A new Brexit deal will not be agreed tonight, a government source has told Sky News.
British and EU negotiators have been locked in talks in a bid to thrash out an agreement that leaders could sign off at a summit on Thursday.
But despite indications that a deal is potentially within reach, a breakthrough has yet to materialise.
Boris Johnson told his cabinet earlier that “there was a chance of securing a good deal but we are not there yet and there remain outstanding issues”.
As well as updating his top team, the prime minister also held talks with Northern Ireland’s Democratic Unionist Party and the European Research Group of Conservative MPs.
The support of both groups will be key to getting any agreement passed in parliament.
On Thursday the focus will shift to Brussels, with the PM travelling to the Belgian capital for a gathering of fellow EU leaders.
Mr Johnson will use the European Council summit to try and get a deal over the line and bring back an agreement to present to MPs.
If he is successful, the stage will be set for a possible vote on an agreement during an historic sitting of the Commons on Saturday.
If not, the PM will have to ask for a delay to Brexit under the terms of legislation passed by opposition MPs.
Brexit Secretary Stephen Barclay earlier confirmed that scenario would see Mr Johnson write a letter to the EU asking for an extension to Article 50 beyond 31 October.
For now, the focus is on the potential for a deal.
EU sources have told the Reuters news agency that a tentative deal is largely ready, but “overall backing from the British government is needed to launch it all”.
The bloc’s chief negotiator, Michel Barnier, updated EU ambassadors on the state of play on Wednesday evening.
He said little to the waiting journalists as he left that briefing, saying simply: “We are working.”
Overall, the mood music from European leaders has been cautiously optimistic.
French President Emmanuel Macron said: “I want to believe an agreement is being finalised and that we will be able to endorse it tomorrow.”
Appearing at a joint news conference with German Chancellor Angela Merkel, he added that it was his hope that a deal “can be found in the coming hours”.
Ms Merkel declared: “We are in the final sprint.”
Irish Prime Minister Leo Varadkar said there was a “pathway to a possible deal”, but there remain issues that need to be “fully resolved”.
However, even if Mr Johnson returns from Brussels with a deal, there is no guarantee that MPs will pass it.
There are numerous groups that the PM will have to win round.
Perhaps the most vital is Northern Ireland’s Democratic Unionist Party – the DUP.
Leader Arlene Foster earlier poured cold water on suggestions that one of the main stumbling blocks to a deal – Northern Ireland consent issues – had been removed.
“Discussions continue.

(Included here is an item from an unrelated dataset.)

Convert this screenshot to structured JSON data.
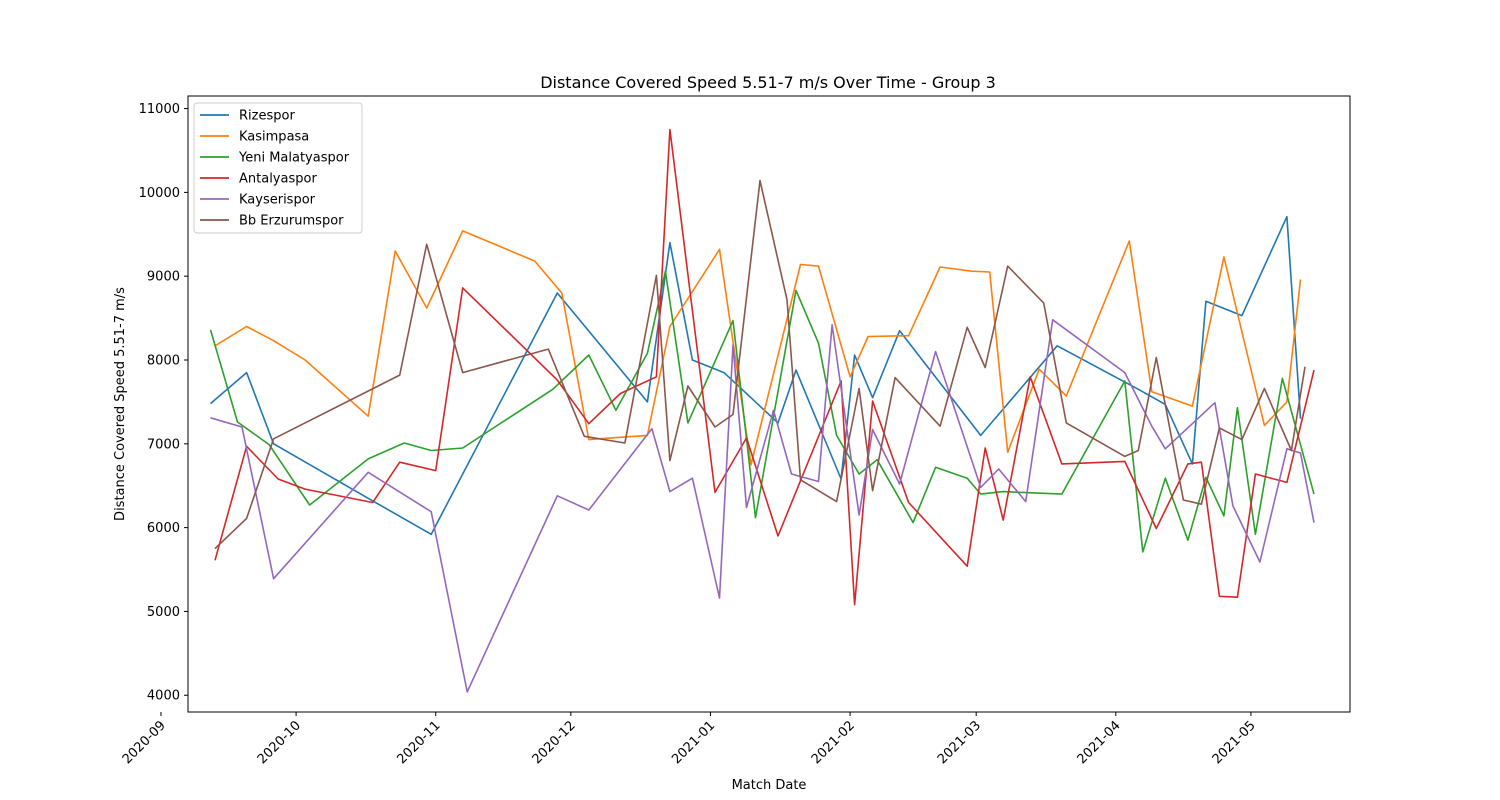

Needs to be a sensible deal which unionists and nationalists can support,” she wrote on Twitter.
The key issue that needs to be addressed is the issue of the Irish border.
Theresa May managed to negotiate a deal with the EU – but saw it rejected three times by parliament.
This was in large part due to the presence of the backstop in her deal.
This is an insurance policy designed to keep the frontier on the island of Ireland open in the event the issue cannot be sorted out before Brexit takes full effect.
Having come to office pledging to scrap the backstop from the withdrawal agreement, Sky News understands that Mr Johnson has in recent days proposed a compromise to try and break the deadlock.
The PM’s new proposal would replace the backstop, with Northern Ireland continuing to administer EU tariffs despite leaving the bloc’s customs union.
This would remove the need for customs checks but also allow businesses north of the border to benefit from new UK trade deals by applying for a rebate from the government.
The UK has reportedly agreed in principle that there will be a customs border in the Irish Sea, something the DUP has previously expressed opposition to.
If the DUP can be placated and brought on side, the majority of the ERG are likely to follow suit and back the agreement in a parliamentary vote.
Emerging from a meeting in Downing Street, ERG chairman Steve Baker said the group had made “great progress” in its discussions with Number 10.
“We know there will be compromises, but we will be looking at this deal in minute detail, with a view to supporting it,” he told Sky’s deputy political editor Sam Coates.
“But until we get that text, we can’t say.”
The backing of the 21 MPs who had the Tory whip withdrawn earlier this year for voting against the government on Brexit can also not be counted on for certain either.
One of them, former chancellor Philip Hammond, told Sky News he could vote for a deal – but needed certain reassurances on what kind of future relationship the PM would seek with Brussels after passing the withdrawal agreement.
Labour leader Jeremy Corbyn has said he is “deeply concerned” about the negotiations and has ruled out backing a deal under the PM’s reported terms.